Whilst in the past I have been simply performing cataract and corneal surgery in these countries, I am now planning to work at a different level and I have set up workshops in Yangon (Burma) where surgical skills are taught to the local ophthalmologists. This allows skill transfer in subspecialty areas such as cornea and oculoplastics. I have finally built a relationship with the Professor in Yangon but the political situation is unstable and can be frustrating.

Q: You’ve lectured all around the world. What’s the best place you’ve been to where you had some time for a bit of R & R?

A: I have lectured I think on every continent but really there is only one answer as to my preferred destination – New Zealand. The South Island of New Zealand is one of the most beautiful places in the world. I get there any chance I can. Next March I will be the keynote speaker at the NZ Cornea and Contact Lens Society meeting in Queenstown. It should be fun, I can’t wait.

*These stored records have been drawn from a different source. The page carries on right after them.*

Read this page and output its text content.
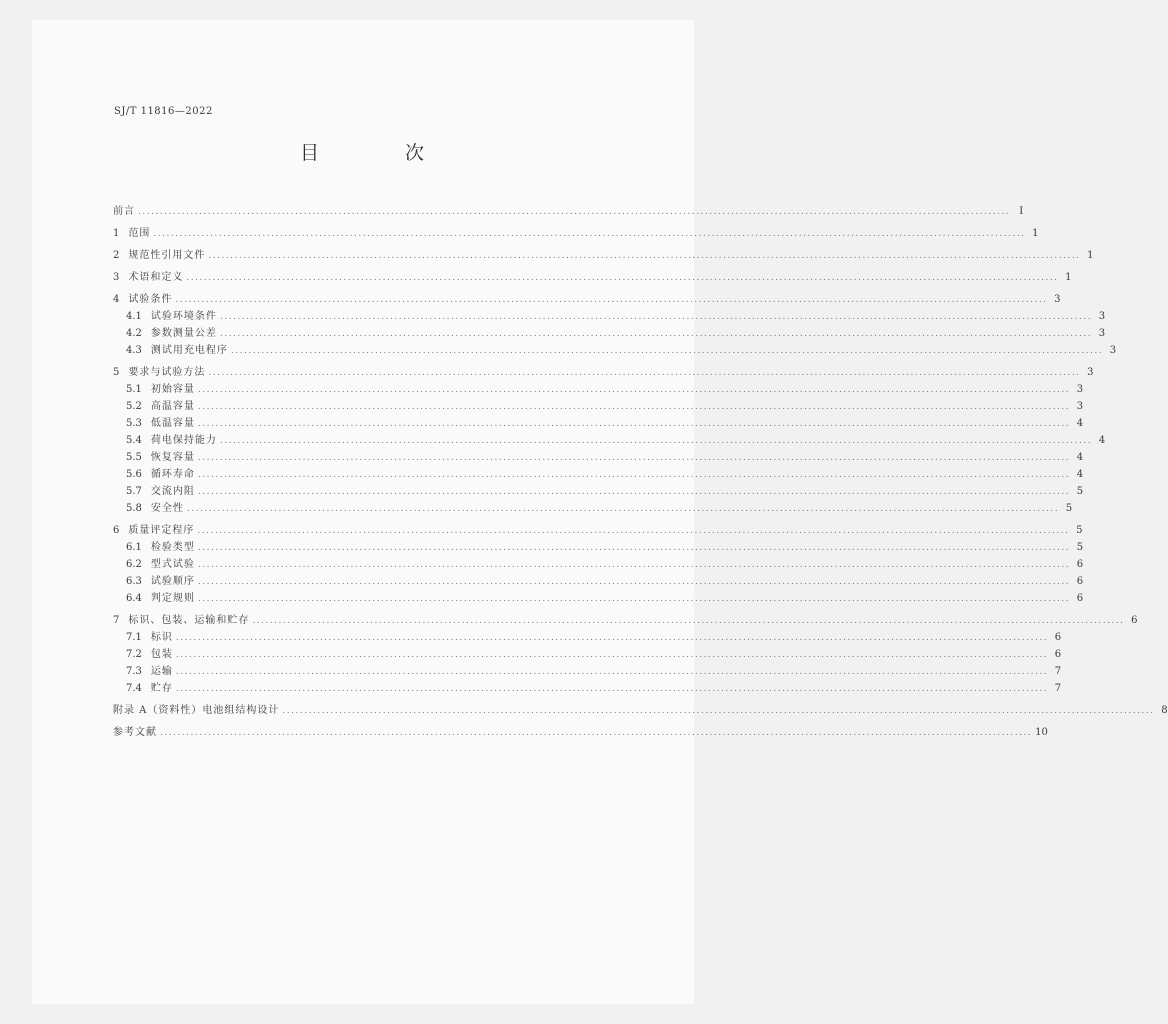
SJ/T 11816—2022
目 次
前言 ........................................................................................................................................................................................................ I
1 范围 ........................................................................................................................................................................................................ 1
2 规范性引用文件 ........................................................................................................................................................................................................ 1
3 术语和定义 ........................................................................................................................................................................................................ 1
4 试验条件 ........................................................................................................................................................................................................ 3
4.1 试验环境条件 ........................................................................................................................................................................................................ 3
4.2 参数测量公差 ........................................................................................................................................................................................................ 3
4.3 测试用充电程序 ........................................................................................................................................................................................................ 3
5 要求与试验方法 ........................................................................................................................................................................................................ 3
5.1 初始容量 ........................................................................................................................................................................................................ 3
5.2 高温容量 ........................................................................................................................................................................................................ 3
5.3 低温容量 ........................................................................................................................................................................................................ 4
5.4 荷电保持能力 ........................................................................................................................................................................................................ 4
5.5 恢复容量 ........................................................................................................................................................................................................ 4
5.6 循环寿命 ........................................................................................................................................................................................................ 4
5.7 交流内阻 ........................................................................................................................................................................................................ 5
5.8 安全性 ........................................................................................................................................................................................................ 5
6 质量评定程序 ........................................................................................................................................................................................................ 5
6.1 检验类型 ........................................................................................................................................................................................................ 5
6.2 型式试验 ........................................................................................................................................................................................................ 6
6.3 试验顺序 ........................................................................................................................................................................................................ 6
6.4 判定规则 ........................................................................................................................................................................................................ 6
7 标识、包装、运输和贮存 ........................................................................................................................................................................................................ 6
7.1 标识 ........................................................................................................................................................................................................ 6
7.2 包装 ........................................................................................................................................................................................................ 6
7.3 运输 ........................................................................................................................................................................................................ 7
7.4 贮存 ........................................................................................................................................................................................................ 7
附录 A（资料性） 电池组结构设计 ........................................................................................................................................................................................................ 8
参考文献 ........................................................................................................................................................................................................ 10
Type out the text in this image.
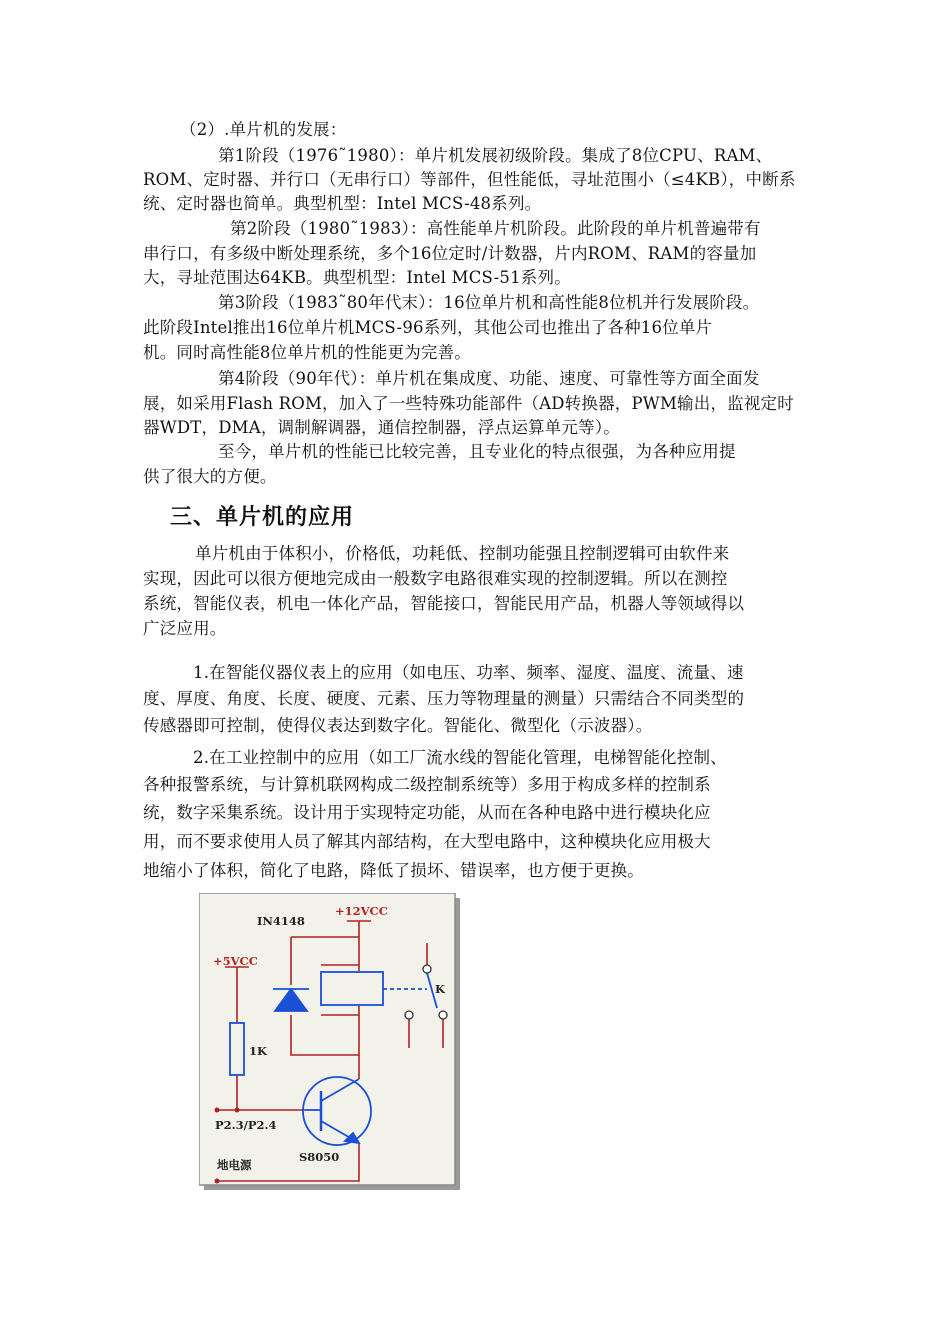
（2）.单片机的发展：
第1阶段（1976˜1980）：单片机发展初级阶段。集成了8位CPU、RAM、
ROM、定时器、并行口（无串行口）等部件，但性能低，寻址范围小（≤4KB），中断系
统、定时器也简单。典型机型：Intel MCS-48系列。
第2阶段（1980˜1983）：高性能单片机阶段。此阶段的单片机普遍带有
串行口，有多级中断处理系统，多个16位定时/计数器，片内ROM、RAM的容量加
大，寻址范围达64KB。典型机型：Intel MCS-51系列。
第3阶段（1983˜80年代末）：16位单片机和高性能8位机并行发展阶段。
此阶段Intel推出16位单片机MCS-96系列，其他公司也推出了各种16位单片
机。同时高性能8位单片机的性能更为完善。
第4阶段（90年代）：单片机在集成度、功能、速度、可靠性等方面全面发
展，如采用Flash ROM，加入了一些特殊功能部件（AD转换器，PWM输出，监视定时
器WDT，DMA，调制解调器，通信控制器，浮点运算单元等）。
至今，单片机的性能已比较完善，且专业化的特点很强，为各种应用提
供了很大的方便。
三、单片机的应用
单片机由于体积小，价格低，功耗低、控制功能强且控制逻辑可由软件来
实现，因此可以很方便地完成由一般数字电路很难实现的控制逻辑。所以在测控
系统，智能仪表，机电一体化产品，智能接口，智能民用产品，机器人等领域得以
广泛应用。
1.在智能仪器仪表上的应用（如电压、功率、频率、湿度、温度、流量、速
度、厚度、角度、长度、硬度、元素、压力等物理量的测量）只需结合不同类型的
传感器即可控制，使得仪表达到数字化。智能化、微型化（示波器）。
2.在工业控制中的应用（如工厂流水线的智能化管理，电梯智能化控制、
各种报警系统，与计算机联网构成二级控制系统等）多用于构成多样的控制系
统，数字采集系统。设计用于实现特定功能，从而在各种电路中进行模块化应
用，而不要求使用人员了解其内部结构，在大型电路中，这种模块化应用极大
地缩小了体积，简化了电路，降低了损坏、错误率，也方便于更换。
IN4148
+12VCC
+5VCC
1K
K
P2.3/P2.4
S8050
地电源
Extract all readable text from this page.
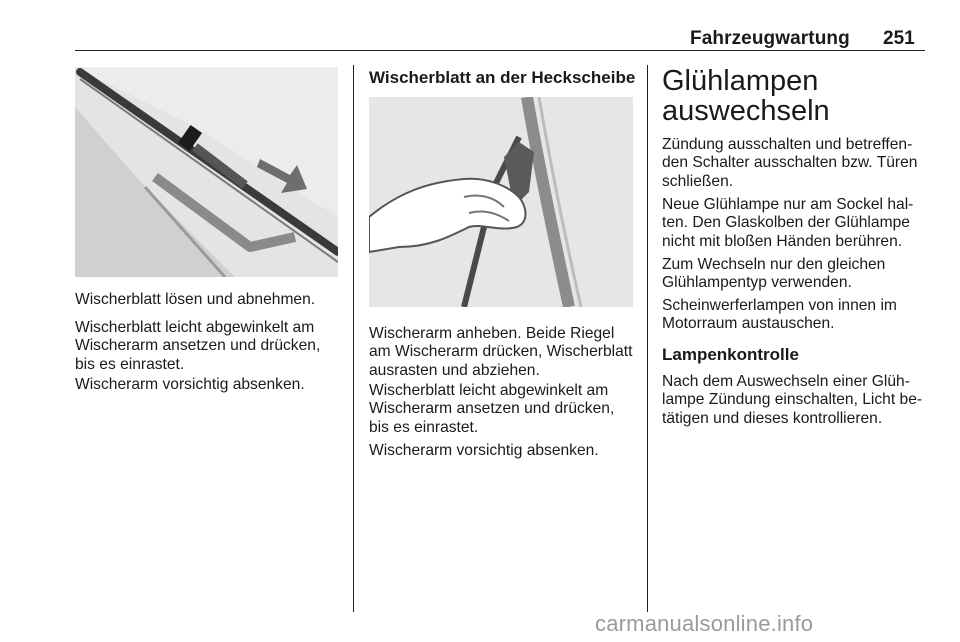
Fahrzeugwartung 251

Wischerblatt lösen und abnehmen.

Wischerblatt leicht abgewinkelt am Wischerarm ansetzen und drücken, bis es einrastet.

Wischerarm vorsichtig absenken.

Wischerblatt an der Heckscheibe

Wischerarm anheben. Beide Riegel am Wischerarm drücken, Wischerblatt ausrasten und abziehen.

Wischerblatt leicht abgewinkelt am Wischerarm ansetzen und drücken, bis es einrastet.

Wischerarm vorsichtig absenken.

Glühlampen auswechseln

Zündung ausschalten und betreffenden Schalter ausschalten bzw. Türen schließen.

Neue Glühlampe nur am Sockel halten. Den Glaskolben der Glühlampe nicht mit bloßen Händen berühren.

Zum Wechseln nur den gleichen Glühlampentyp verwenden.

Scheinwerferlampen von innen im Motorraum austauschen.

Lampenkontrolle

Nach dem Auswechseln einer Glühlampe Zündung einschalten, Licht betätigen und dieses kontrollieren.

carmanualsonline.info
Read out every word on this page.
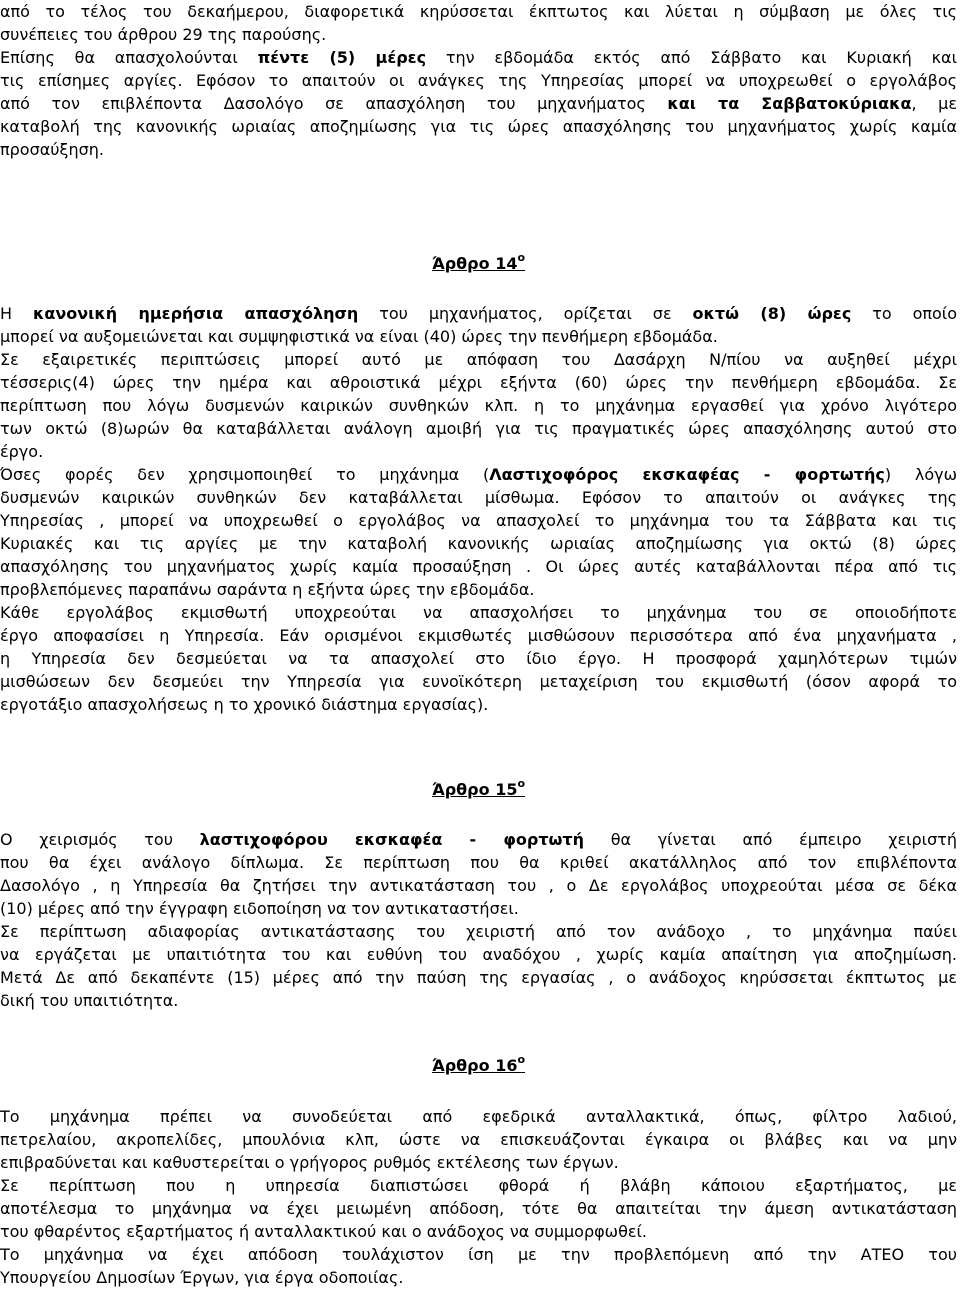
από το τέλος του δεκαήμερου, διαφορετικά κηρύσσεται έκπτωτος και λύεται η σύμβαση με όλες τις
συνέπειες του άρθρου 29 της παρούσης.
Επίσης θα απασχολούνται πέντε (5) μέρες την εβδομάδα εκτός από Σάββατο και Κυριακή και
τις επίσημες αργίες. Εφόσον το απαιτούν οι ανάγκες της Υπηρεσίας μπορεί να υποχρεωθεί ο εργολάβος
από τον επιβλέποντα Δασολόγο σε απασχόληση του μηχανήματος και τα Σαββατοκύριακα, με
καταβολή της κανονικής ωριαίας αποζημίωσης για τις ώρες απασχόλησης του μηχανήματος χωρίς καμία
προσαύξηση.
Άρθρο $14^o$
Η κανονική ημερήσια απασχόληση του μηχανήματος, ορίζεται σε οκτώ (8) ώρες το οποίο
μπορεί να αυξομειώνεται και συμψηφιστικά να είναι (40) ώρες την πενθήμερη εβδομάδα.
Σε εξαιρετικές περιπτώσεις μπορεί αυτό με απόφαση του Δασάρχη Ν/πίου να αυξηθεί μέχρι
τέσσερις(4) ώρες την ημέρα και αθροιστικά μέχρι εξήντα (60) ώρες την πενθήμερη εβδομάδα. Σε
περίπτωση που λόγω δυσμενών καιρικών συνθηκών κλπ. η το μηχάνημα εργασθεί για χρόνο λιγότερο
των οκτώ (8)ωρών θα καταβάλλεται ανάλογη αμοιβή για τις πραγματικές ώρες απασχόλησης αυτού στο
έργο.
Όσες φορές δεν χρησιμοποιηθεί το μηχάνημα (Λαστιχοφόρος εκσκαφέας - φορτωτής) λόγω
δυσμενών καιρικών συνθηκών δεν καταβάλλεται μίσθωμα. Εφόσον το απαιτούν οι ανάγκες της
Υπηρεσίας , μπορεί να υποχρεωθεί ο εργολάβος να απασχολεί το μηχάνημα του τα Σάββατα και τις
Κυριακές και τις αργίες με την καταβολή κανονικής ωριαίας αποζημίωσης για οκτώ (8) ώρες
απασχόλησης του μηχανήματος χωρίς καμία προσαύξηση . Οι ώρες αυτές καταβάλλονται πέρα από τις
προβλεπόμενες παραπάνω σαράντα η εξήντα ώρες την εβδομάδα.
Κάθε εργολάβος εκμισθωτή υποχρεούται να απασχολήσει το μηχάνημα του σε οποιοδήποτε
έργο αποφασίσει η Υπηρεσία. Εάν ορισμένοι εκμισθωτές μισθώσουν περισσότερα από ένα μηχανήματα ,
η Υπηρεσία δεν δεσμεύεται να τα απασχολεί στο ίδιο έργο. Η προσφορά χαμηλότερων τιμών
μισθώσεων δεν δεσμεύει την Υπηρεσία για ευνοϊκότερη μεταχείριση του εκμισθωτή (όσον αφορά το
εργοτάξιο απασχολήσεως η το χρονικό διάστημα εργασίας).
Άρθρο $15^o$
Ο χειρισμός του λαστιχοφόρου εκσκαφέα - φορτωτή θα γίνεται από έμπειρο χειριστή
που θα έχει ανάλογο δίπλωμα. Σε περίπτωση που θα κριθεί ακατάλληλος από τον επιβλέποντα
Δασολόγο , η Υπηρεσία θα ζητήσει την αντικατάσταση του , ο Δε εργολάβος υποχρεούται μέσα σε δέκα
(10) μέρες από την έγγραφη ειδοποίηση να τον αντικαταστήσει.
Σε περίπτωση αδιαφορίας αντικατάστασης του χειριστή από τον ανάδοχο , το μηχάνημα παύει
να εργάζεται με υπαιτιότητα του και ευθύνη του αναδόχου , χωρίς καμία απαίτηση για αποζημίωση.
Μετά Δε από δεκαπέντε (15) μέρες από την παύση της εργασίας , ο ανάδοχος κηρύσσεται έκπτωτος με
δική του υπαιτιότητα.
Άρθρο $16^o$
Το μηχάνημα πρέπει να συνοδεύεται από εφεδρικά ανταλλακτικά, όπως, φίλτρο λαδιού,
πετρελαίου, ακροπελίδες, μπουλόνια κλπ, ώστε να επισκευάζονται έγκαιρα οι βλάβες και να μην
επιβραδύνεται και καθυστερείται ο γρήγορος ρυθμός εκτέλεσης των έργων.
Σε περίπτωση που η υπηρεσία διαπιστώσει φθορά ή βλάβη κάποιου εξαρτήματος, με
αποτέλεσμα το μηχάνημα να έχει μειωμένη απόδοση, τότε θα απαιτείται την άμεση αντικατάσταση
του φθαρέντος εξαρτήματος ή ανταλλακτικού και ο ανάδοχος να συμμορφωθεί.
Το μηχάνημα να έχει απόδοση τουλάχιστον ίση με την προβλεπόμενη από την ΑΤΕΟ του
Υπουργείου Δημοσίων Έργων, για έργα οδοποιίας.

Q: Some of us know you like to go fly-fishing. What’s the captivation there? Any other favourite pastimes?

A: I do love fly fishing. In some ways it is very much like eye surgery. It is about precision, patience and the pursuit of perfection. Both activities for me are totally engrossing. And I can just as easily get in “the zone” operating as I can fishing. The difference however is that when you are fishing, you are immersed in spectacularly beautiful places. It feeds my soul and renews me. It was in truth the main reason I had LASIK last year. Without readers I was struggling to tie my hooks on, which was a real problem in the middle of a South Island braided river with a blustery southerly. Now tying on the hooks is a piece of cake… catching the fish is another matter!

I like to keep fit and enjoy touch football and play three times a week. Family time is also very important to me and I try to strike the right balance between work, family and recreation although that’s not always easy.